Senate Majority Leader Chuck Schumer told reporters that the combined national security package — which includes aid for Israel, Ukraine, Taiwan and the border — will be taken up by the chamber after Thanksgiving, as senators from both parties negotiate the border policy piece.

Schumer said that he wants “very strongly, all four requests of the president be approved — Ukraine, Israel, humanitarian, and Indo-Pacific. And we’re going to work very hard to get that down,” adding that Senate Minority Leader Mitch McConnell and his request to have border security added to the package is one of the holdups.

“We have Democrats and Republicans working together to try to come up with a border security package that will have bipartisan support. But we have to get this done, and as soon as we come back in Thanksgiving, it will be a very high priority, get all four of them done, all four have bipartisan support in the House. Together,” he said.

Asked about House GOP efforts to separate the package into smaller, standalone bills, Schumer replied, “We need bipartisan support for all four, and I’m going to work strenuously, very hard to get all four done.”

On the plan to avert a government shutdown: The majority leader reiterated his support for House Speaker Mike Johnson’s short-term spending bill, despite his misgivings over dividing funding into two tranches — he called the two-step idea “goofy.”

“When it comes to government funding, as I have long said, it has to be bipartisan. And right now, that’s the path we seem to be on. I’m heartened — very cautiously so — that Speaker Johnson is moving forward with a CR (continuing resolution) that precisely omits the sort of hard right cuts that would have been nonstarters for Democrats,” Schumer said.

He went on to say that he doesn’t agree with everything Johnson is proposing, and added, “I can’t imagine too many senators would have taken the speaker’s approach in drafting this bill, on either the Democratic or Republican sides here in the Senate.”

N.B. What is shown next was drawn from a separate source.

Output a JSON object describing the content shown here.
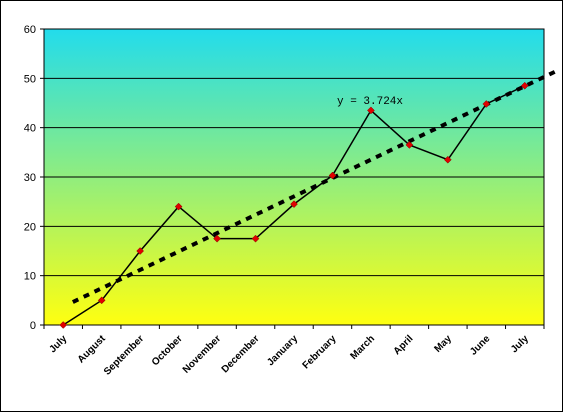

Pressed by CNN on the White House’s dismissal of the proposal on Saturday, Schumer was confident that President Joe Biden will accept the bill if it is passed by Congress. “I think that we all want to avoid a shutdown. I’ve talked to the White House, and both of us agree that if this can avoid a shutdown, it’ll be a good thing,” he said.

Schumer added that the Senate will take up the spending bill as soon as possible. “When it comes here, if the House should pass it and I hope they do, Leader McConnell and I will figure out the best way to get this done quickly. Neither McConnell nor I want a shutdown,” he said, noting that they discussed this yesterday.